The most recent trouble began in November, when the ruling party — led by Thaksin's younger sister, Prime Minister Yingluck Shinawatra — tried to push an amnesty bill through Parliament. Critics said it was designed to allow Thaksin back into Thailand.
Even though the government backed down on the amnesty bill, protesters flooded into government buildings, trying to force the collapse of Yingluck's government. The protesters, led by former Deputy Prime Minister Suthep Thaugsuban, say Thaksin voters are easily swayed by his populist policies, and they are demanding the creation of an unelected "people's council" to administer the country.
The political standoff resulted in three days of intense clashes between protesters and police. But the clashes abruptly ended Tuesday and both both sides called an informal truce to celebrate the revered king's 86th birthday on Thursday.
While he used his annual birthday speech to call for stability, King Bhumibol Adulyadej made no direct comments on the political crisis.
In Kambon, like everywhere else in Thailand, they're waiting to see what will happen Friday, when the enforced unity of the royal birthday is over and politics will again rule. The autumn harvest is underway, and in the fields the air is sweet with the smell of freshly cut rice stalks.

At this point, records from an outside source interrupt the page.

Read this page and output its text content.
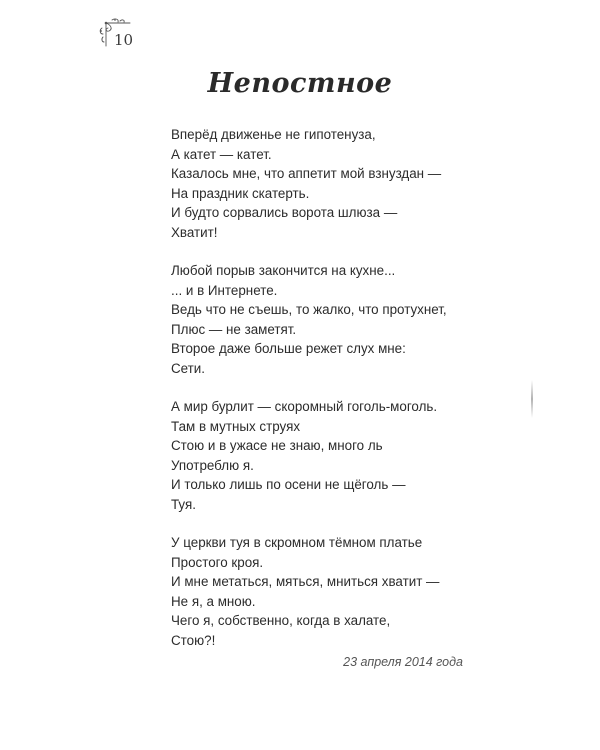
10
Непостное
Вперёд движенье не гипотенуза,
А катет — катет.
Казалось мне, что аппетит мой взнуздан —
На праздник скатерть.
И будто сорвались ворота шлюза —
Хватит!
Любой порыв закончится на кухне...
... и в Интернете.
Ведь что не съешь, то жалко, что протухнет,
Плюс — не заметят.
Второе даже больше режет слух мне:
Сети.
А мир бурлит — скоромный гоголь-моголь.
Там в мутных струях
Стою и в ужасе не знаю, много ль
Употреблю я.
И только лишь по осени не щёголь —
Туя.
У церкви туя в скромном тёмном платье
Простого кроя.
И мне метаться, мяться, мниться хватит —
Не я, а мною.
Чего я, собственно, когда в халате,
Стою?!
23 апреля 2014 года
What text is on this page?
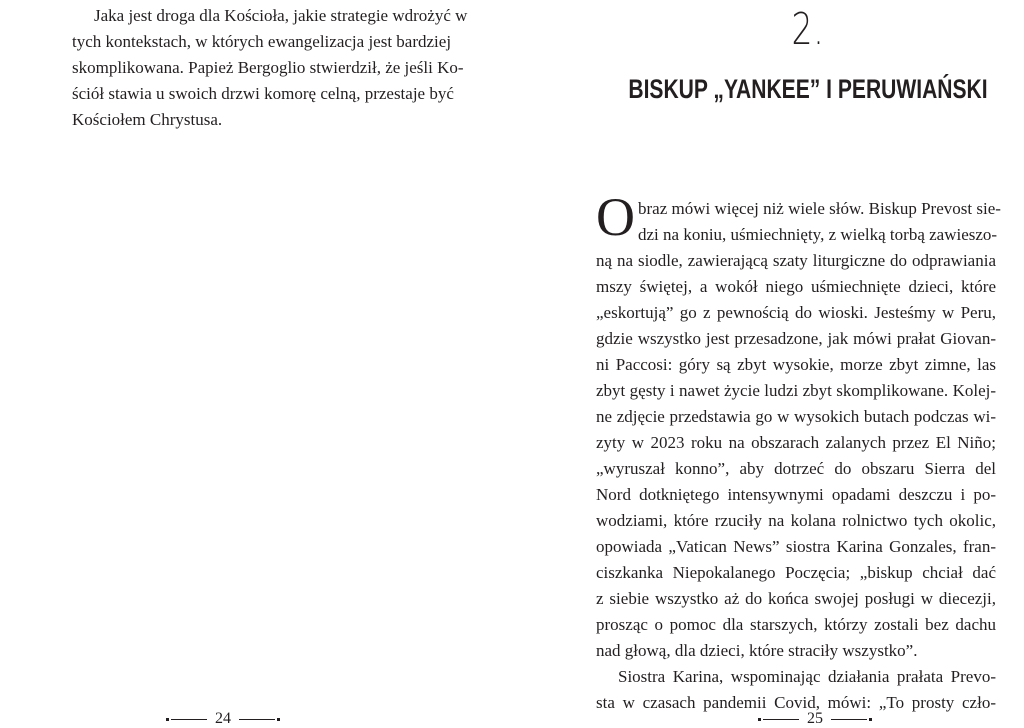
Jaka jest droga dla Kościoła, jakie strategie wdrożyć w
tych kontekstach, w których ewangelizacja jest bardziej
skomplikowana. Papież Bergoglio stwierdził, że jeśli Ko-
ściół stawia u swoich drzwi komorę celną, przestaje być
Kościołem Chrystusa.

24
2.
BISKUP „YANKEE” I PERUWIAŃSKI

O braz mówi więcej niż wiele słów. Biskup Prevost sie-
dzi na koniu, uśmiechnięty, z wielką torbą zawieszo-
ną na siodle, zawierającą szaty liturgiczne do odprawiania
mszy świętej, a wokół niego uśmiechnięte dzieci, które
„eskortują” go z pewnością do wioski. Jesteśmy w Peru,
gdzie wszystko jest przesadzone, jak mówi prałat Giovan-
ni Paccosi: góry są zbyt wysokie, morze zbyt zimne, las
zbyt gęsty i nawet życie ludzi zbyt skomplikowane. Kolej-
ne zdjęcie przedstawia go w wysokich butach podczas wi-
zyty w 2023 roku na obszarach zalanych przez El Niño;
„wyruszał konno”, aby dotrzeć do obszaru Sierra del
Nord dotkniętego intensywnymi opadami deszczu i po-
wodziami, które rzuciły na kolana rolnictwo tych okolic,
opowiada „Vatican News” siostra Karina Gonzales, fran-
ciszkanka Niepokalanego Poczęcia; „biskup chciał dać
z siebie wszystko aż do końca swojej posługi w diecezji,
prosząc o pomoc dla starszych, którzy zostali bez dachu
nad głową, dla dzieci, które straciły wszystko”.
Siostra Karina, wspominając działania prałata Prevo-
sta w czasach pandemii Covid, mówi: „To prosty czło-

25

No one here is eager for protests now, when there is so much work to do — major Red Shirt protests tend to coincide with the spring hot season, when farmers have more free time — but protest leader Suthep Thaugsuban has vowed that "our battle" will resume on Friday.
So they are closely watching what is happening in Bangkok.
Noothuan Wongthong, a 52-year-old farmer with a lilting voice and wool gloves to protect her hands from the dried rice stalks she hacked with a hand-made sickle, was working for a neighbor on a recent morning.
Like her neighbors, she can quickly list programs that have benefited her: the guaranteed price for rice, the loans, the medical care that has paid for repeated blood tests after she began to grow strangely tired. She worries what will happen if protesters drive Yingluck from power.
She's got a new Yamaha scooter, and a 27-inch TV. She gets more money when she sells her own rice, and is paid more when she works for other farmers. She doesn't want to lose her grip on the lower rungs of Thailand's middle-class life.
"Before Thaksin, the money never reached us here," she said. "Now it does."